Publish to Virtuoso

DAG ID: publish_to_virtuoso Schedule: Manual trigger only File: dags/publish_to_virtuoso.py

What it does

Publishes validated RDF graphs to Virtuoso. For each graph:

Drops the existing named graph (clean slate)
Uploads the TTL data (chunked for large files)
Computes RDF statistics
Generates metadata TTL (using nfdicore/BFO vocabulary) and appends it to the same graph
Writes a publish report JSON

Destructive operation

This DAG drops existing named graphs before uploading.
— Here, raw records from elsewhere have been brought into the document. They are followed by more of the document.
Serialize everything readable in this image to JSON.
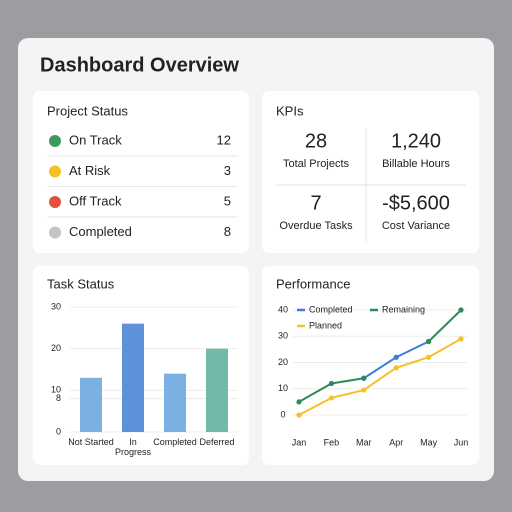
{
  "header": {
    "title": "Dashboard Overview"
  },
  "project_status": {
    "title": "Project Status",
    "items": [
      {
        "label": "On Track",
        "value": 12,
        "color": "#3f9a5e"
      },
      {
        "label": "At Risk",
        "value": 3,
        "color": "#f4c025"
      },
      {
        "label": "Off Track",
        "value": 5,
        "color": "#e0533a"
      },
      {
        "label": "Completed",
        "value": 8,
        "color": "#c4c4c4"
      }
    ]
  },
  "kpis": {
    "title": "KPIs",
    "items": [
      {
        "value": "28",
        "label": "Total Projects"
      },
      {
        "value": "1,240",
        "label": "Billable Hours"
      },
      {
        "value": "7",
        "label": "Overdue Tasks"
      },
      {
        "value": "-$5,600",
        "label": "Cost Variance"
      }
    ]
  },
  "chart_data": [
    {
      "type": "bar",
      "title": "Task Status",
      "categories": [
        "Not Started",
        "In Progress",
        "Completed",
        "Deferred"
      ],
      "values": [
        13,
        26,
        14,
        20
      ],
      "colors": [
        "#7cb0e2",
        "#5d91d8",
        "#7cb0e2",
        "#72b9a9"
      ],
      "ylim": [
        0,
        30
      ],
      "yticks": [
        0,
        8,
        10,
        20,
        30
      ],
      "grid": true
    },
    {
      "type": "line",
      "title": "Performance",
      "categories": [
        "Jan",
        "Feb",
        "Mar",
        "Apr",
        "May",
        "Jun"
      ],
      "series": [
        {
          "name": "Completed",
          "color": "#3b7dd8",
          "values": [
            null,
            null,
            14,
            22,
            28,
            null
          ]
        },
        {
          "name": "Remaining",
          "color": "#2e8b57",
          "values": [
            5,
            12,
            14,
            null,
            28,
            40
          ]
        },
        {
          "name": "Planned",
          "color": "#f5c02a",
          "values": [
            0,
            6.5,
            9.5,
            18,
            22,
            29
          ]
        }
      ],
      "ylim": [
        0,
        40
      ],
      "yticks": [
        0,
        10,
        20,
        30,
        40
      ],
      "grid": true
    }
  ]
}
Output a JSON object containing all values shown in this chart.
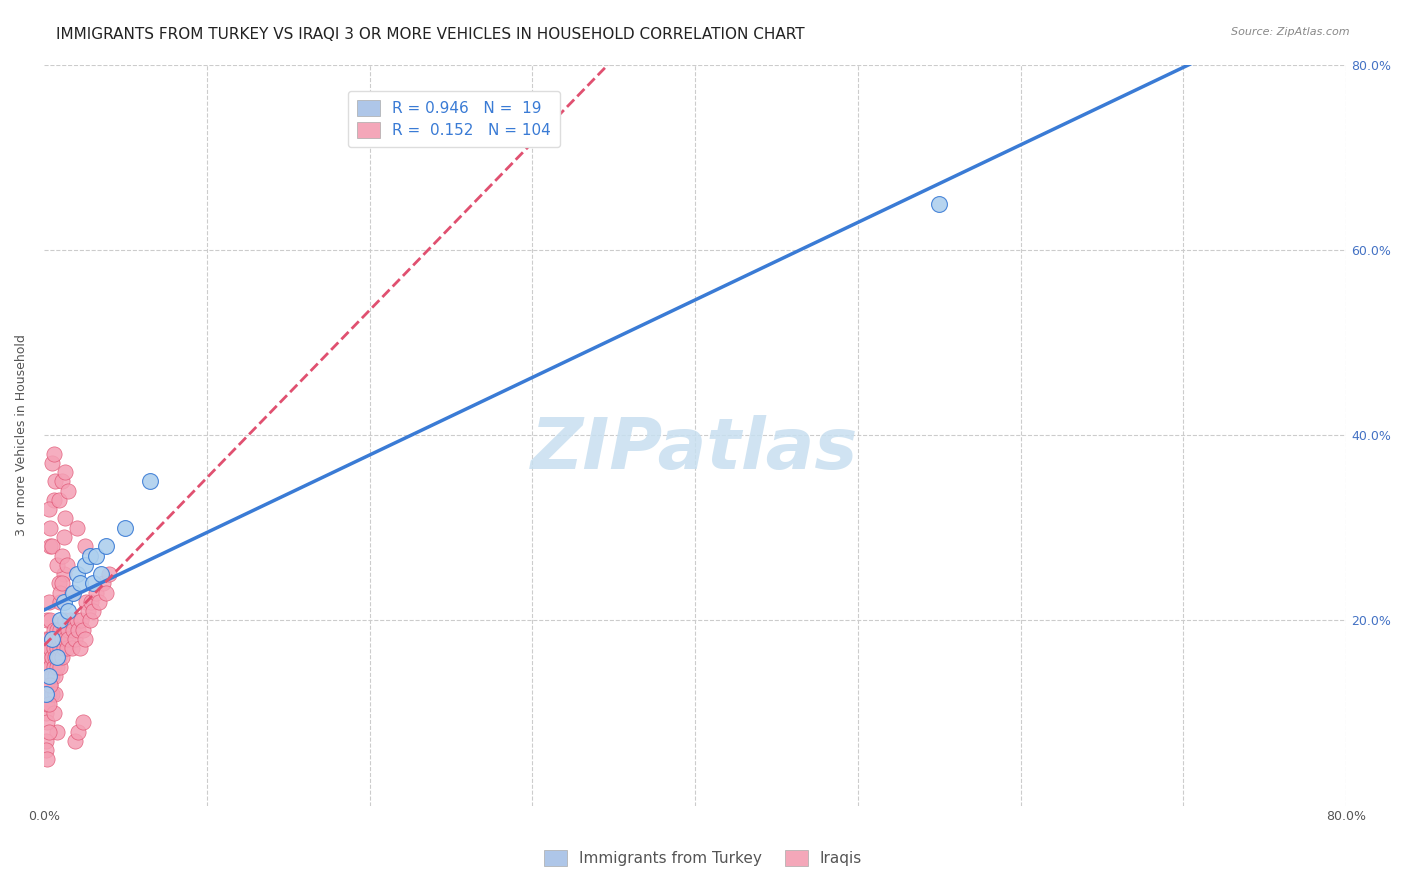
{
  "title": "IMMIGRANTS FROM TURKEY VS IRAQI 3 OR MORE VEHICLES IN HOUSEHOLD CORRELATION CHART",
  "source": "Source: ZipAtlas.com",
  "ylabel": "3 or more Vehicles in Household",
  "xlim": [
    0,
    0.8
  ],
  "ylim": [
    0,
    0.8
  ],
  "legend_entries": [
    {
      "label": "Immigrants from Turkey",
      "color": "#aec6e8",
      "R": 0.946,
      "N": 19
    },
    {
      "label": "Iraqis",
      "color": "#f4a7b9",
      "R": 0.152,
      "N": 104
    }
  ],
  "turkey_line_color": "#3a7bd5",
  "iraq_line_color": "#e05070",
  "turkey_marker_color": "#aed0ee",
  "iraq_marker_color": "#f4a0b5",
  "background_color": "#ffffff",
  "grid_color": "#cccccc",
  "watermark": "ZIPatlas",
  "watermark_color": "#c8dff0",
  "title_fontsize": 11,
  "axis_label_fontsize": 9,
  "tick_fontsize": 9,
  "legend_fontsize": 11,
  "turkey_scatter_x": [
    0.001,
    0.003,
    0.005,
    0.008,
    0.01,
    0.012,
    0.015,
    0.018,
    0.02,
    0.022,
    0.025,
    0.028,
    0.03,
    0.032,
    0.035,
    0.038,
    0.05,
    0.065,
    0.55
  ],
  "turkey_scatter_y": [
    0.12,
    0.14,
    0.18,
    0.16,
    0.2,
    0.22,
    0.21,
    0.23,
    0.25,
    0.24,
    0.26,
    0.27,
    0.24,
    0.27,
    0.25,
    0.28,
    0.3,
    0.35,
    0.65
  ],
  "iraq_scatter_x": [
    0.001,
    0.001,
    0.001,
    0.001,
    0.001,
    0.002,
    0.002,
    0.002,
    0.002,
    0.002,
    0.003,
    0.003,
    0.003,
    0.003,
    0.003,
    0.004,
    0.004,
    0.004,
    0.004,
    0.005,
    0.005,
    0.005,
    0.005,
    0.006,
    0.006,
    0.006,
    0.007,
    0.007,
    0.007,
    0.008,
    0.008,
    0.008,
    0.009,
    0.009,
    0.01,
    0.01,
    0.01,
    0.011,
    0.011,
    0.012,
    0.012,
    0.013,
    0.013,
    0.014,
    0.015,
    0.015,
    0.016,
    0.017,
    0.018,
    0.019,
    0.02,
    0.021,
    0.022,
    0.023,
    0.024,
    0.025,
    0.026,
    0.027,
    0.028,
    0.029,
    0.03,
    0.032,
    0.034,
    0.036,
    0.038,
    0.04,
    0.012,
    0.01,
    0.008,
    0.006,
    0.005,
    0.004,
    0.003,
    0.002,
    0.001,
    0.001,
    0.002,
    0.003,
    0.004,
    0.005,
    0.006,
    0.007,
    0.008,
    0.009,
    0.01,
    0.011,
    0.012,
    0.013,
    0.007,
    0.006,
    0.009,
    0.011,
    0.013,
    0.015,
    0.02,
    0.025,
    0.003,
    0.004,
    0.014,
    0.011,
    0.017,
    0.019,
    0.021,
    0.024
  ],
  "iraq_scatter_y": [
    0.14,
    0.16,
    0.12,
    0.18,
    0.1,
    0.15,
    0.17,
    0.13,
    0.2,
    0.11,
    0.16,
    0.14,
    0.18,
    0.12,
    0.22,
    0.15,
    0.17,
    0.13,
    0.2,
    0.16,
    0.14,
    0.18,
    0.12,
    0.17,
    0.15,
    0.19,
    0.16,
    0.14,
    0.18,
    0.17,
    0.15,
    0.19,
    0.16,
    0.18,
    0.17,
    0.15,
    0.19,
    0.16,
    0.18,
    0.17,
    0.19,
    0.18,
    0.2,
    0.17,
    0.19,
    0.18,
    0.2,
    0.17,
    0.19,
    0.18,
    0.2,
    0.19,
    0.17,
    0.2,
    0.19,
    0.18,
    0.22,
    0.21,
    0.2,
    0.22,
    0.21,
    0.23,
    0.22,
    0.24,
    0.23,
    0.25,
    0.25,
    0.22,
    0.08,
    0.33,
    0.37,
    0.28,
    0.32,
    0.09,
    0.07,
    0.06,
    0.05,
    0.08,
    0.3,
    0.28,
    0.1,
    0.12,
    0.26,
    0.24,
    0.23,
    0.27,
    0.29,
    0.31,
    0.35,
    0.38,
    0.33,
    0.35,
    0.36,
    0.34,
    0.3,
    0.28,
    0.11,
    0.13,
    0.26,
    0.24,
    0.23,
    0.07,
    0.08,
    0.09
  ]
}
Make sure the source data is correct before triggering.

Source	Description
`matwerk_sharedfs` (Variable)	Shared filesystem
`matwerk-virtuoso_crud` (Variable)	Virtuoso CRUD endpoint URL
`matwerk-virtuoso_sparql` (Variable)	Virtuoso SPARQL endpoint URL
`matwerk-virtuoso_user` (Variable)	Virtuoso username
`matwerk-virtuoso_pass` (Variable)	Virtuoso password
`virtuoso_chunk_bytes` (Variable, optional)	Chunk size for uploads (default: 5 MiB)

Published sources (5 graphs):

Named Graph	Variable	TTL File
`matwerk/spreadsheets_assertions`	`matwerk_last_successful_merge_run`	`spreadsheets_asserted.ttl`
`matwerk/spreadsheets_inferences`	`matwerk_last_successful_reason_run`	`spreadsheets_inferences.ttl`
`matwerk/spreadsheets_validated`	`matwerk_last_successful_validated_run`	`spreadsheets_merged_for_validation.ttl`
`matwerk/zenodo_validated`	`matwerk_last_successful_harvester_zenodo_run`	`zenodo_merged_for_validation.ttl`
`matwerk/endpoints_validated`	`matwerk_last_successful_harvester_endpoints_run`	`endpoints_merged_for_validation.ttl`

Output	Location
`publish_report.json`	Detailed status report for each graph
`{stage}__metadata.ttl`	Per-graph metadata TTL
Named graphs in Virtuoso	`https://nfdi.fiz-karlsruhe.de/matwerk/{stage}`

init_publish_dir -> publish_all

None. After this succeeds, optionally trigger dump_and_archive to create a Zenodo release.